NLP Explorer is a web-based application built with Streamlit that allows users to explore various Natural Language Processing (NLP) techniques. It provides an intuitive interface to perform multiple NLP tasks, including:
- Tokenization: Splits text into individual words or sentences.
- POS Tagging: Assigns part-of-speech labels to words in a sentence.
- Stemming: Reduces words to their root form.
- Lemmatization: Converts words to their base form using contextual analysis.
- Named Entity Recognition (NER): Identifies and categorizes named entities in the text.
The application aims to provide a hands-on experience with NLP and can be used to better understand the key concepts in text processing and analysis.
- Interactive Web Interface: Built using Streamlit for easy interaction and text processing.
- Multiple NLP Tasks: Users can choose from Tokenization, POS Tagging, Stemming, Lemmatization, and NER.
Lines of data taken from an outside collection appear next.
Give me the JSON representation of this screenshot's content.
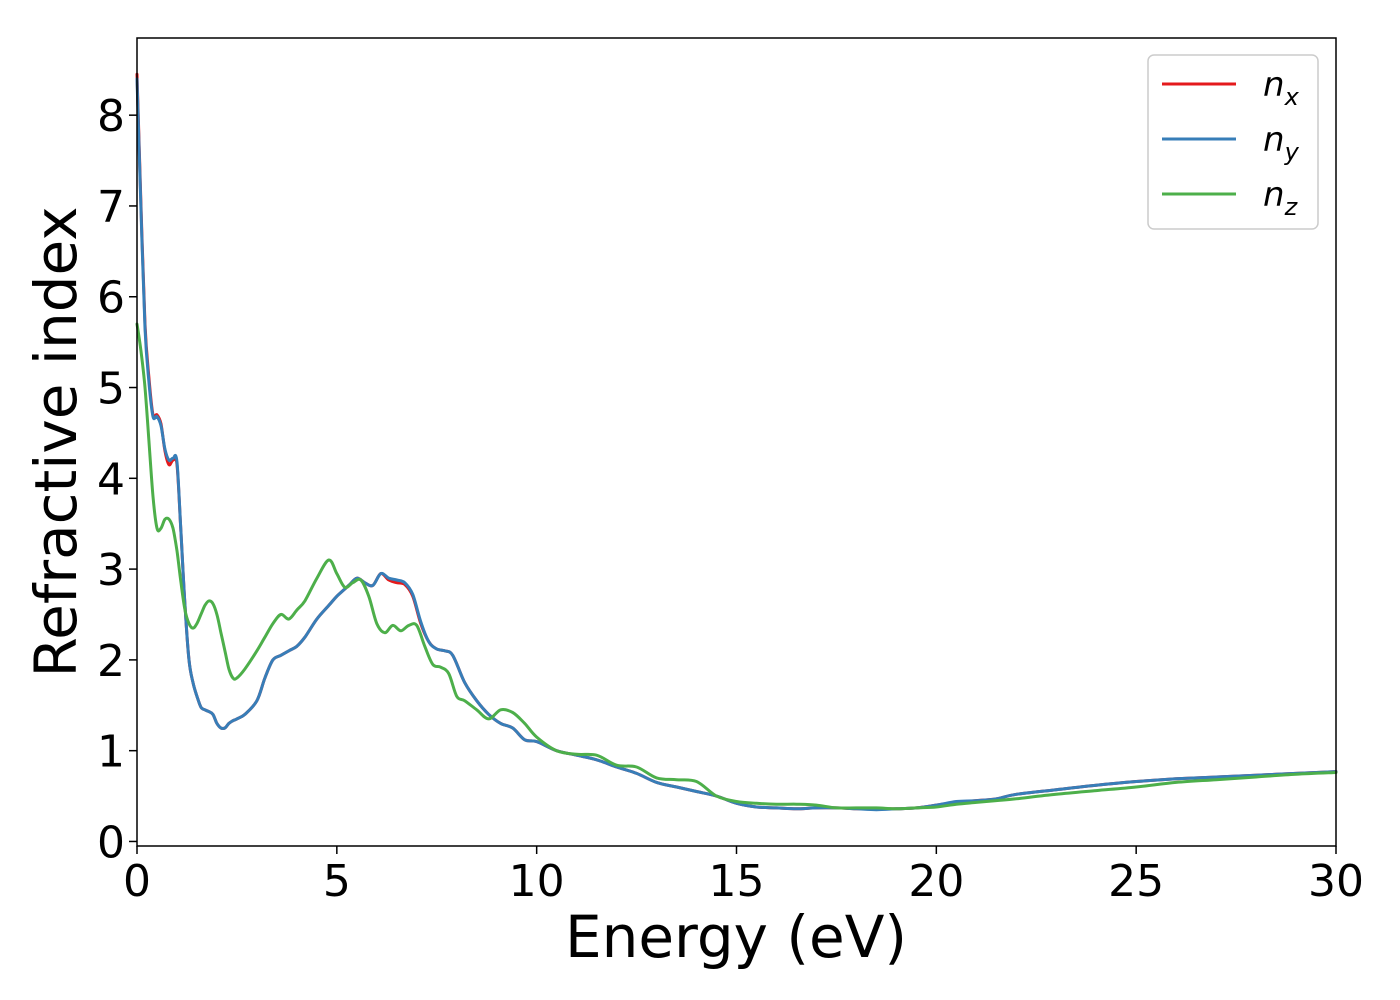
{
  "chart_data": {
    "type": "line",
    "xlabel": "Energy (eV)",
    "ylabel": "Refractive index",
    "xlim": [
      0,
      30
    ],
    "ylim": [
      -0.05,
      8.85
    ],
    "xticks": [
      "0",
      "5",
      "10",
      "15",
      "20",
      "25",
      "30"
    ],
    "yticks": [
      "0",
      "1",
      "2",
      "3",
      "4",
      "5",
      "6",
      "7",
      "8"
    ],
    "grid": false,
    "legend_position": "top-right",
    "series": [
      {
        "name": "n",
        "subscript": "x",
        "color": "#e41a1c",
        "x": [
          0,
          0.1,
          0.2,
          0.3,
          0.4,
          0.5,
          0.6,
          0.7,
          0.8,
          0.9,
          1.0,
          1.1,
          1.2,
          1.3,
          1.4,
          1.5,
          1.6,
          1.7,
          1.8,
          1.9,
          2.0,
          2.1,
          2.2,
          2.3,
          2.4,
          2.5,
          2.7,
          3.0,
          3.2,
          3.4,
          3.6,
          3.8,
          4.0,
          4.2,
          4.5,
          4.8,
          5.0,
          5.3,
          5.5,
          5.7,
          5.9,
          6.1,
          6.3,
          6.5,
          6.7,
          6.9,
          7.1,
          7.3,
          7.5,
          7.7,
          7.9,
          8.2,
          8.5,
          8.8,
          9.1,
          9.4,
          9.7,
          10.0,
          10.5,
          11.0,
          11.5,
          12.0,
          12.5,
          13.0,
          13.5,
          14.0,
          14.5,
          15.0,
          15.5,
          16.0,
          16.5,
          17.0,
          17.5,
          18.0,
          18.5,
          19.0,
          19.5,
          20.0,
          20.5,
          21.0,
          21.5,
          22.0,
          23.0,
          24.0,
          25.0,
          26.0,
          27.0,
          28.0,
          29.0,
          30.0
        ],
        "y": [
          8.45,
          7.0,
          5.7,
          5.1,
          4.7,
          4.7,
          4.6,
          4.3,
          4.15,
          4.2,
          4.15,
          3.4,
          2.6,
          2.0,
          1.75,
          1.6,
          1.48,
          1.45,
          1.43,
          1.4,
          1.3,
          1.25,
          1.25,
          1.3,
          1.33,
          1.35,
          1.4,
          1.55,
          1.8,
          2.0,
          2.05,
          2.1,
          2.15,
          2.25,
          2.45,
          2.6,
          2.7,
          2.82,
          2.9,
          2.85,
          2.82,
          2.95,
          2.88,
          2.85,
          2.83,
          2.7,
          2.4,
          2.2,
          2.12,
          2.1,
          2.05,
          1.75,
          1.55,
          1.4,
          1.3,
          1.25,
          1.12,
          1.1,
          1.0,
          0.95,
          0.9,
          0.82,
          0.75,
          0.65,
          0.6,
          0.55,
          0.5,
          0.42,
          0.38,
          0.37,
          0.36,
          0.37,
          0.37,
          0.36,
          0.36,
          0.36,
          0.37,
          0.4,
          0.43,
          0.45,
          0.47,
          0.52,
          0.57,
          0.62,
          0.66,
          0.69,
          0.71,
          0.73,
          0.75,
          0.77
        ]
      },
      {
        "name": "n",
        "subscript": "y",
        "color": "#377eb8",
        "x": [
          0,
          0.1,
          0.2,
          0.3,
          0.4,
          0.5,
          0.6,
          0.7,
          0.8,
          0.9,
          1.0,
          1.1,
          1.2,
          1.3,
          1.4,
          1.5,
          1.6,
          1.7,
          1.8,
          1.9,
          2.0,
          2.1,
          2.2,
          2.3,
          2.4,
          2.5,
          2.7,
          3.0,
          3.2,
          3.4,
          3.6,
          3.8,
          4.0,
          4.2,
          4.5,
          4.8,
          5.0,
          5.3,
          5.5,
          5.7,
          5.9,
          6.1,
          6.3,
          6.5,
          6.7,
          6.9,
          7.1,
          7.3,
          7.5,
          7.7,
          7.9,
          8.2,
          8.5,
          8.8,
          9.1,
          9.4,
          9.7,
          10.0,
          10.5,
          11.0,
          11.5,
          12.0,
          12.5,
          13.0,
          13.5,
          14.0,
          14.5,
          15.0,
          15.5,
          16.0,
          16.5,
          17.0,
          17.5,
          18.0,
          18.5,
          19.0,
          19.5,
          20.0,
          20.5,
          21.0,
          21.5,
          22.0,
          23.0,
          24.0,
          25.0,
          26.0,
          27.0,
          28.0,
          29.0,
          30.0
        ],
        "y": [
          8.4,
          6.95,
          5.65,
          5.05,
          4.68,
          4.68,
          4.58,
          4.32,
          4.2,
          4.22,
          4.18,
          3.4,
          2.6,
          2.0,
          1.75,
          1.6,
          1.48,
          1.45,
          1.43,
          1.4,
          1.3,
          1.25,
          1.25,
          1.3,
          1.33,
          1.35,
          1.4,
          1.55,
          1.8,
          2.0,
          2.05,
          2.1,
          2.15,
          2.25,
          2.45,
          2.6,
          2.7,
          2.82,
          2.9,
          2.85,
          2.82,
          2.95,
          2.9,
          2.88,
          2.85,
          2.72,
          2.42,
          2.2,
          2.12,
          2.1,
          2.05,
          1.75,
          1.55,
          1.4,
          1.3,
          1.25,
          1.12,
          1.1,
          1.0,
          0.95,
          0.9,
          0.82,
          0.75,
          0.65,
          0.6,
          0.55,
          0.5,
          0.42,
          0.38,
          0.37,
          0.36,
          0.37,
          0.37,
          0.36,
          0.35,
          0.36,
          0.37,
          0.4,
          0.44,
          0.45,
          0.47,
          0.52,
          0.57,
          0.62,
          0.66,
          0.69,
          0.71,
          0.73,
          0.75,
          0.77
        ]
      },
      {
        "name": "n",
        "subscript": "z",
        "color": "#4daf4a",
        "x": [
          0,
          0.1,
          0.2,
          0.3,
          0.4,
          0.5,
          0.6,
          0.7,
          0.8,
          0.9,
          1.0,
          1.1,
          1.2,
          1.3,
          1.4,
          1.5,
          1.6,
          1.7,
          1.8,
          1.9,
          2.0,
          2.1,
          2.2,
          2.3,
          2.4,
          2.5,
          2.7,
          3.0,
          3.2,
          3.4,
          3.6,
          3.8,
          4.0,
          4.2,
          4.5,
          4.8,
          5.0,
          5.2,
          5.4,
          5.6,
          5.8,
          6.0,
          6.2,
          6.4,
          6.6,
          6.8,
          7.0,
          7.2,
          7.4,
          7.6,
          7.8,
          8.0,
          8.2,
          8.5,
          8.8,
          9.1,
          9.4,
          9.7,
          10.0,
          10.5,
          11.0,
          11.5,
          12.0,
          12.5,
          13.0,
          13.5,
          14.0,
          14.5,
          15.0,
          15.5,
          16.0,
          16.5,
          17.0,
          17.5,
          18.0,
          18.5,
          19.0,
          19.5,
          20.0,
          20.5,
          21.0,
          21.5,
          22.0,
          23.0,
          24.0,
          25.0,
          26.0,
          27.0,
          28.0,
          29.0,
          30.0
        ],
        "y": [
          5.7,
          5.4,
          5.0,
          4.4,
          3.8,
          3.45,
          3.45,
          3.55,
          3.55,
          3.45,
          3.2,
          2.85,
          2.55,
          2.4,
          2.35,
          2.4,
          2.5,
          2.6,
          2.65,
          2.62,
          2.5,
          2.3,
          2.1,
          1.9,
          1.8,
          1.8,
          1.9,
          2.1,
          2.25,
          2.4,
          2.5,
          2.45,
          2.55,
          2.65,
          2.9,
          3.1,
          2.95,
          2.8,
          2.85,
          2.88,
          2.7,
          2.4,
          2.3,
          2.38,
          2.32,
          2.38,
          2.38,
          2.15,
          1.95,
          1.92,
          1.85,
          1.6,
          1.55,
          1.45,
          1.35,
          1.45,
          1.42,
          1.3,
          1.15,
          1.0,
          0.96,
          0.95,
          0.84,
          0.82,
          0.7,
          0.68,
          0.66,
          0.5,
          0.44,
          0.42,
          0.41,
          0.41,
          0.4,
          0.37,
          0.37,
          0.37,
          0.36,
          0.37,
          0.38,
          0.41,
          0.43,
          0.45,
          0.47,
          0.52,
          0.56,
          0.6,
          0.65,
          0.68,
          0.71,
          0.74,
          0.76
        ]
      }
    ]
  }
}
- Real-time Results: See the results of each NLP technique immediately after applying it to your text.
- Preprocessing: Text is preprocessed before analysis to remove irrelevant characters like URLs, emails, etc.
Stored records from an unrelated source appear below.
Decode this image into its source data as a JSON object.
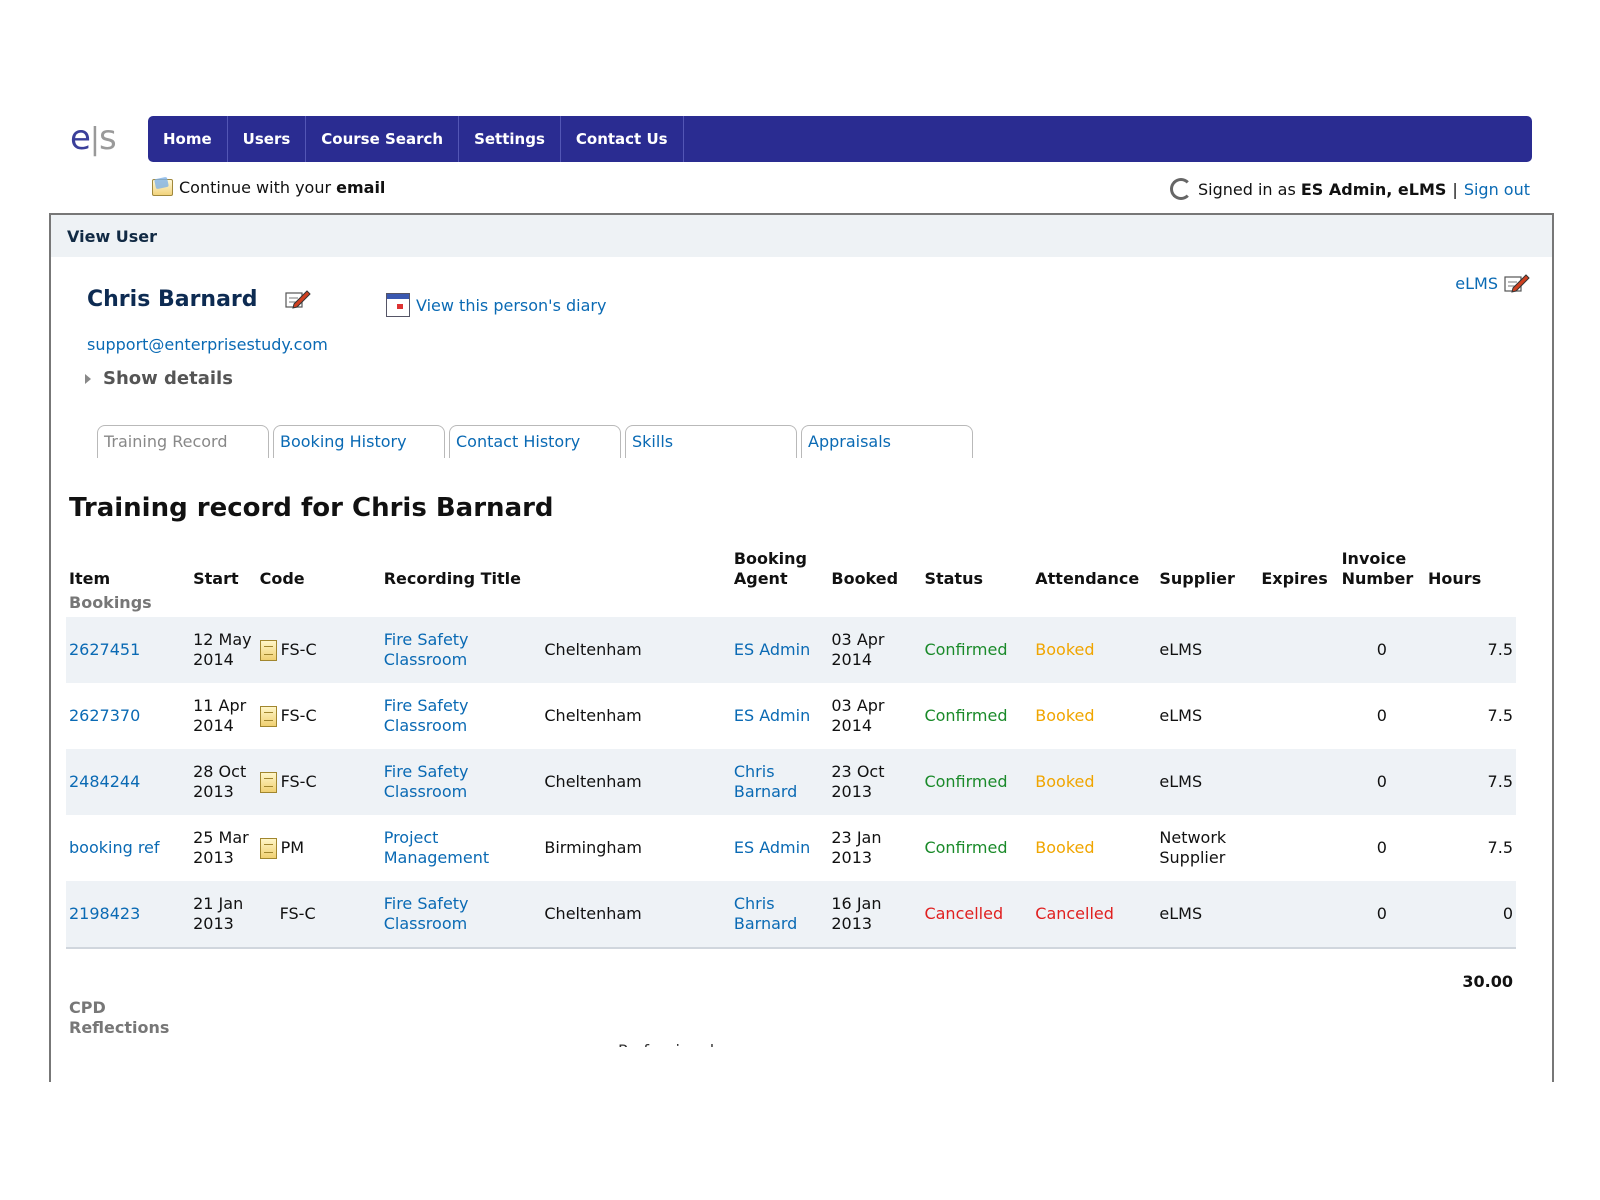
{
  "logo": {
    "e": "e",
    "s": "s"
  },
  "nav": [
    "Home",
    "Users",
    "Course Search",
    "Settings",
    "Contact Us"
  ],
  "subbar": {
    "email_prompt_prefix": "Continue with your ",
    "email_prompt_bold": "email",
    "signed_in_prefix": "Signed in as ",
    "signed_in_user": "ES Admin, eLMS",
    "separator": "|",
    "sign_out": "Sign out"
  },
  "panel": {
    "header": "View User",
    "person_name": "Chris Barnard",
    "diary_link": "View this person's diary",
    "org_link": "eLMS",
    "email": "support@enterprisestudy.com",
    "show_details": "Show details"
  },
  "tabs": [
    "Training Record",
    "Booking History",
    "Contact History",
    "Skills",
    "Appraisals"
  ],
  "record_title": "Training record for Chris Barnard",
  "table": {
    "headers": [
      "Item",
      "Start",
      "Code",
      "Recording Title",
      "",
      "Booking Agent",
      "Booked",
      "Status",
      "Attendance",
      "Supplier",
      "Expires",
      "Invoice Number",
      "Hours"
    ],
    "group_label": "Bookings",
    "rows": [
      {
        "item": "2627451",
        "start": "12 May 2014",
        "doc": true,
        "code": "FS-C",
        "title": "Fire Safety Classroom",
        "location": "Cheltenham",
        "agent": "ES Admin",
        "booked": "03 Apr 2014",
        "status": "Confirmed",
        "attendance": "Booked",
        "supplier": "eLMS",
        "expires": "",
        "invoice": "0",
        "hours": "7.5"
      },
      {
        "item": "2627370",
        "start": "11 Apr 2014",
        "doc": true,
        "code": "FS-C",
        "title": "Fire Safety Classroom",
        "location": "Cheltenham",
        "agent": "ES Admin",
        "booked": "03 Apr 2014",
        "status": "Confirmed",
        "attendance": "Booked",
        "supplier": "eLMS",
        "expires": "",
        "invoice": "0",
        "hours": "7.5"
      },
      {
        "item": "2484244",
        "start": "28 Oct 2013",
        "doc": true,
        "code": "FS-C",
        "title": "Fire Safety Classroom",
        "location": "Cheltenham",
        "agent": "Chris Barnard",
        "booked": "23 Oct 2013",
        "status": "Confirmed",
        "attendance": "Booked",
        "supplier": "eLMS",
        "expires": "",
        "invoice": "0",
        "hours": "7.5"
      },
      {
        "item": "booking ref",
        "start": "25 Mar 2013",
        "doc": true,
        "code": "PM",
        "title": "Project Management",
        "location": "Birmingham",
        "agent": "ES Admin",
        "booked": "23 Jan 2013",
        "status": "Confirmed",
        "attendance": "Booked",
        "supplier": "Network Supplier",
        "expires": "",
        "invoice": "0",
        "hours": "7.5"
      },
      {
        "item": "2198423",
        "start": "21 Jan 2013",
        "doc": false,
        "code": "FS-C",
        "title": "Fire Safety Classroom",
        "location": "Cheltenham",
        "agent": "Chris Barnard",
        "booked": "16 Jan 2013",
        "status": "Cancelled",
        "attendance": "Cancelled",
        "supplier": "eLMS",
        "expires": "",
        "invoice": "0",
        "hours": "0"
      }
    ],
    "total_hours": "30.00"
  },
  "cpd_label": "CPD Reflections",
  "cut_off_text": "Professional",
  "colors": {
    "nav_bg": "#2a2c91",
    "link": "#0a6ab4",
    "confirmed": "#1a8a2a",
    "booked": "#f0a500",
    "cancelled": "#e02020"
  }
}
Start by cloning the repository to your local machine:
git clone https://github.com/arya-io/nlp-explorer.git
Install the required Python packages:
pip install -r requirements.txt
requirements.txt includes the necessary dependencies such as:
streamlit
nltk
The project uses the nltk library, which requires additional data downloads. You can download the necessary datasets by running:
python -c "import nltk; nltk.download('punkt'); nltk.download('wordnet'); nltk.download('omw-1.4'); nltk.download('averaged_perceptron_tagger'); nltk.download('maxent_ne_chunker'); nltk.download('words'); nltk.download('stopwords')"
After installing the dependencies and downloading the NLTK data, you can start the Streamlit app by running the following command:
streamlit run app.py
This will open a new tab in your default web browser with the NLP Explorer interface.
- Input Text: Type or paste any text into the text input box.
- Choose NLP Tasks: Check the boxes for the NLP tasks you want to apply (Tokenization, POS Tagging, Stemming, Lemmatization, NER).
- Analyze: Click the "Analyze Text" button to see the results of the selected NLP techniques.
- View Results: Results for each NLP task will be displayed below the input text area.
We welcome contributions to the NLP Explorer project! Here’s how you can help:
Fork the repository and clone it to your local machine. Create a new branch for your changes. Make your changes to the code. Commit your changes with clear messages. Push your changes to your forked repository. Create a pull request to the main repository. Please make sure your code follows Python’s PEP 8 style guidelines and includes comments where necessary. Additionally, add tests for any new functionality.
- Streamlit: Framework for building interactive web apps.
- NLTK: Natural Language Toolkit for performing various NLP tasks.
- Python: Programming language used for the development of the app.
This project is licensed under the MIT License - see the LICENSE file for details.